Batailles choisies #651
Un jour, ça va. Deux, c’est trop. ⚖️
L’école a été suspendue deux jours pour cause de pluie diluvienne. Bon. Les jours en question étant un jeudi et un vendredi, c’est donc un week-end de quatre jours qui se prépare, dont deux seule à bord avec mes garçons - l’école est annulée pour la prof que je suis et les élèves qu’ils sont, mais pas pour le manant qui travaille dans le privé qu’est Mari.
Et franchement, ça a été, non vraiment, ça a été aujourd’hui, j’y crois à peine moi-même de ce bilan, Chéri.
Une journée de grosse pluie, enfermée à la maison, avec les trois garçons, je m’attendais à pire. Les enfants ont joué ensemble après le petit-déjeuner, ils ont fait des bêtises mais pas trop non plus, tu vois, ils ont un peu sauté sur les lits mais sans que ça devienne le bronx, on a regardé un documentaire tous ensemble, sur les démineurs de bombes de la deuxième guerre mondiale, pas forcément adaptés à leux goûts ni âges, mais enfin, ils ont bien aimé, ensuite on a joué au moins une heure et demi aux Legos, pas de dispute, Dernier a même compris et accepté que je n’allais pas avoir le temps de terminer son set de monster trucks. Et puis déjeuner, on est sortis se balader sous la pluie, les garçons se sont trempés jusqu’aux os et se sont amusés comme des p’tits fous, on est rentrés, douche, film, plus de Legos mais sans finir les monster trucks et, voilà, tu viens de rentrer.
Ça a été. Franchement.
Mais ça, ce “ça a été”, c’était hier.
Aujourd'hui, tout est pareil, mais en moins bien, en pire et en raté.

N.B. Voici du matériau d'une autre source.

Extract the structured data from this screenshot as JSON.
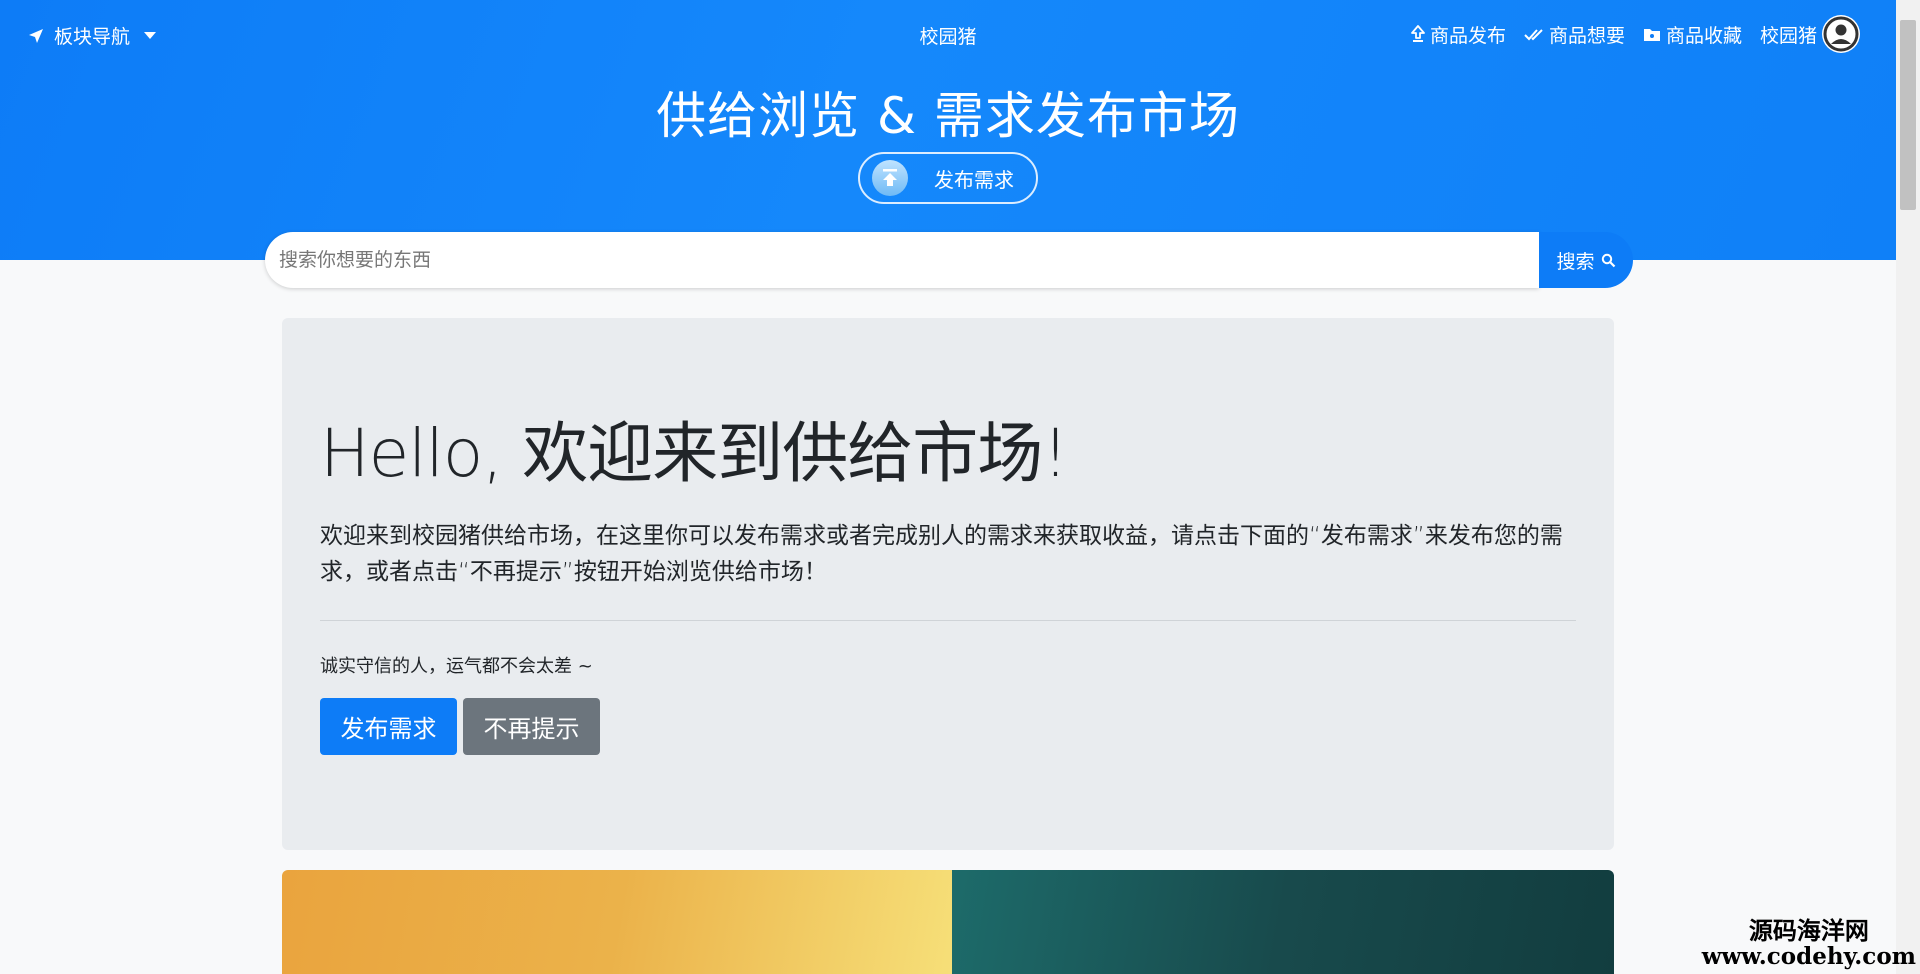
{
  "nav": {
    "section_nav_label": "板块导航",
    "brand": "校园猪",
    "items": [
      {
        "label": "商品发布",
        "icon": "upload-icon"
      },
      {
        "label": "商品想要",
        "icon": "double-check-icon"
      },
      {
        "label": "商品收藏",
        "icon": "folder-icon"
      }
    ],
    "username": "校园猪"
  },
  "hero": {
    "title": "供给浏览 & 需求发布市场",
    "publish_label": "发布需求"
  },
  "search": {
    "placeholder": "搜索你想要的东西",
    "button_label": "搜索"
  },
  "jumbotron": {
    "title": "Hello, 欢迎来到供给市场!",
    "lead": "欢迎来到校园猪供给市场，在这里你可以发布需求或者完成别人的需求来获取收益，请点击下面的“发布需求”来发布您的需求，或者点击“不再提示”按钮开始浏览供给市场！",
    "note": "诚实守信的人，运气都不会太差 ~",
    "primary_button": "发布需求",
    "secondary_button": "不再提示"
  },
  "watermark": {
    "line1": "源码海洋网",
    "line2": "www.codehy.com"
  },
  "colors": {
    "accent": "#0d7cf7",
    "secondary": "#6c757d",
    "panel": "#e9ecef"
  }
}
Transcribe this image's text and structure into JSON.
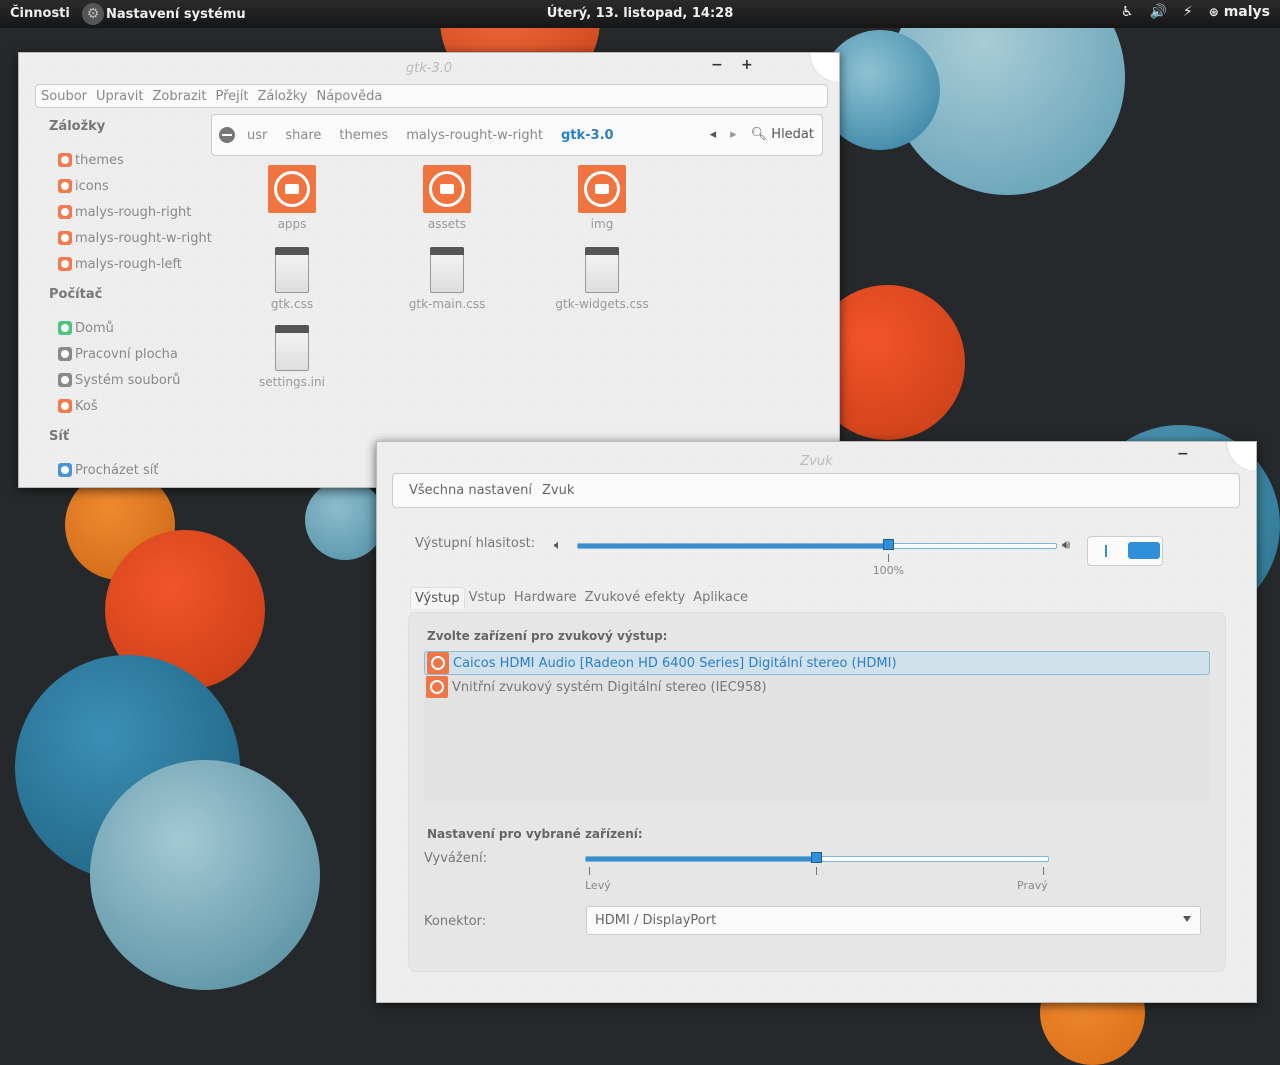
{
  "topbar": {
    "activities": "Činnosti",
    "app_name": "Nastavení systému",
    "clock": "Úterý, 13. listopad, 14:28",
    "user": "malys"
  },
  "file_manager": {
    "title": "gtk-3.0",
    "minimize": "−",
    "maximize": "+",
    "menu": [
      "Soubor",
      "Upravit",
      "Zobrazit",
      "Přejít",
      "Záložky",
      "Nápověda"
    ],
    "sidebar": {
      "bookmarks_heading": "Záložky",
      "bookmarks": [
        "themes",
        "icons",
        "malys-rough-right",
        "malys-rought-w-right",
        "malys-rough-left"
      ],
      "computer_heading": "Počítač",
      "computer": [
        "Domů",
        "Pracovní plocha",
        "Systém souborů",
        "Koš"
      ],
      "network_heading": "Síť",
      "network": [
        "Procházet síť"
      ]
    },
    "path": [
      "usr",
      "share",
      "themes",
      "malys-rought-w-right",
      "gtk-3.0"
    ],
    "search_label": "Hledat",
    "folders": [
      "apps",
      "assets",
      "img"
    ],
    "files": [
      "gtk.css",
      "gtk-main.css",
      "gtk-widgets.css",
      "settings.ini"
    ]
  },
  "sound": {
    "title": "Zvuk",
    "minimize": "−",
    "breadcrumb": [
      "Všechna nastavení",
      "Zvuk"
    ],
    "volume_label": "Výstupní hlasitost:",
    "volume_percent": "100%",
    "volume_value": 0.65,
    "tabs": [
      "Výstup",
      "Vstup",
      "Hardware",
      "Zvukové efekty",
      "Aplikace"
    ],
    "active_tab": 0,
    "device_heading": "Zvolte zařízení pro zvukový výstup:",
    "devices": [
      "Caicos HDMI Audio [Radeon HD 6400 Series] Digitální stereo (HDMI)",
      "Vnitřní zvukový systém Digitální stereo (IEC958)"
    ],
    "selected_device": 0,
    "settings_heading": "Nastavení pro vybrané zařízení:",
    "balance_label": "Vyvážení:",
    "balance_value": 0.5,
    "balance_left": "Levý",
    "balance_right": "Pravý",
    "connector_label": "Konektor:",
    "connector_value": "HDMI / DisplayPort"
  },
  "colors": {
    "accent": "#2f8fd8",
    "folder": "#ef7440",
    "background": "#26292b"
  }
}
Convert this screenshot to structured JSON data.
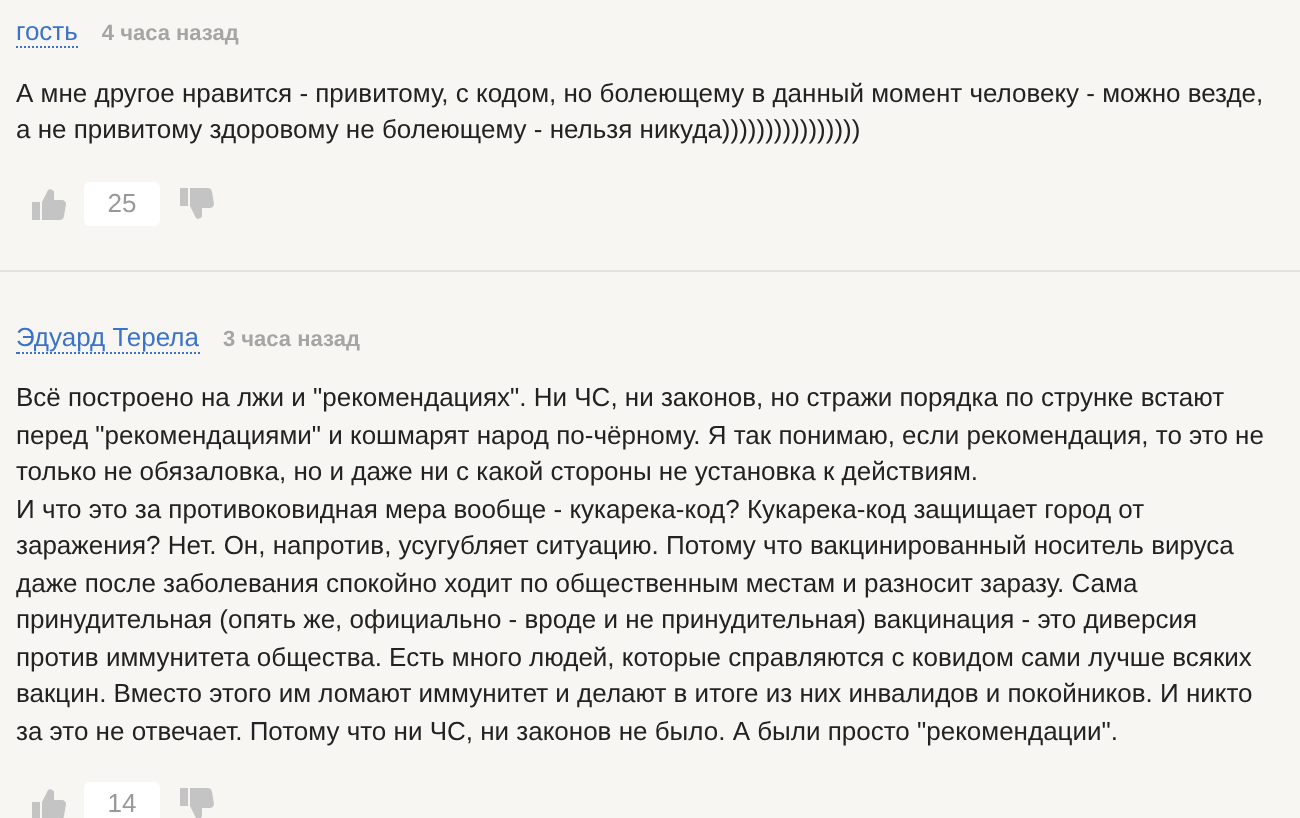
{
  "comments": [
    {
      "author": "гость",
      "time": "4 часа назад",
      "paragraphs": [
        "А мне другое нравится - привитому, с кодом, но болеющему в данный момент человеку - можно везде, а не привитому здоровому не болеющему - нельзя никуда))))))))))))))))"
      ],
      "votes": "25"
    },
    {
      "author": "Эдуард Терела",
      "time": "3 часа назад",
      "paragraphs": [
        "Всё построено на лжи и \"рекомендациях\". Ни ЧС, ни законов, но стражи порядка по струнке встают перед \"рекомендациями\" и кошмарят народ по-чёрному. Я так понимаю, если рекомендация, то это не только не обязаловка, но и даже ни с какой стороны не установка к действиям.",
        "И что это за противоковидная мера вообще - кукарека-код? Кукарека-код защищает город от заражения? Нет. Он, напротив, усугубляет ситуацию. Потому что вакцинированный носитель вируса даже после заболевания спокойно ходит по общественным местам и разносит заразу. Сама принудительная (опять же, официально - вроде и не принудительная) вакцинация - это диверсия против иммунитета общества. Есть много людей, которые справляются с ковидом сами лучше всяких вакцин. Вместо этого им ломают иммунитет и делают в итоге из них инвалидов и покойников. И никто за это не отвечает. Потому что ни ЧС, ни законов не было. А были просто \"рекомендации\"."
      ],
      "votes": "14"
    }
  ]
}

Les enfants n’ont pas voulu s’habiller, ni se laver les dents, ils ont joué entre eux en haut, certes pendant que je prenais mon café tranquille, sauf qu’ils ont joué à défaire mon lit, à mettre ma couette sans dessus-dessous, à se lancer mes oreillers à la figure avec joie, bref à se vautrer dans le plaisir de me faire sortir de mes gonds.
Et puis là, là, cette pièce de Lego je ne la trouve pas, oui, Dernier, ne t’impatiente pas, bon Grand, ça suffit, si tu ne veux pas faire des Legos, va dans ta chambre, Milieu, cherche toi-même les pièces! Ça doit faire bien trente-cinq minutes que je cherche cette petite pièce noire, avec deux embouts, à moins que ce ne soit trois embouts, celle qui va pouvoir terminer la bascule de ce set de monster trucks. Oui, oui, une toute petite pièce, une toute petite pièce que Dernier ne veut pas laisser tomber, il n’arrive pas encore à passer à une autre activité puisque, du haut de ses trois ans, il ne comprend pas que j’abandonne le Lego promis. Et puis, c’est vrai que cette construction est bien moins intéressante s’il n’y a pas ce cerceau à bascule dans lequel des motos et monster trucks peuvent sauter et faire des figures. Sauf que cette petite pièce, ah non, celle-ci n’est pas de la bonne forme, ni de la bonne taille, elle n’est ni dans la boîte des noirs, ni des gris foncés, ni des gris clairs, ni des bruns, ni des blancs, ni dans la boîte des couleurs mélangées parce que j’en ai eu marre de l’interminable tri par couleur.
Et, alors que je ne trouve pas cette pièce qui permettra de faire le point de bascule, le chaos, lui, en revanche, a trouvé le sien. Dernier s’impatiente et commence à jeter des Legos sous le lit, Grand se vexe de ne plus arriver à faire sa voiture de police et la détruit, avec un dépit pur et vindicatif, Milieu en a marre et se dit qu’il vaut mieux qu’il passe à autre chose surtout si sortir de la chambre peut lui éviter de ranger.
Ça y est. Tout le monde m’énerve. Les enfants me saoulent, ils n’ont rien rangé, ils ne savent pas attendre gentiment, ils s’en moquent de sortir ou de s’occuper calmement. Alors je crie, comme si j’étais à une compétition de monster trucks. Ça faisait longtemps que ça ne m’était pas arrivé, de me fâcher toute rouge.
Le deuxième jour, seule avec trois enfants à occuper: j’ai basculé.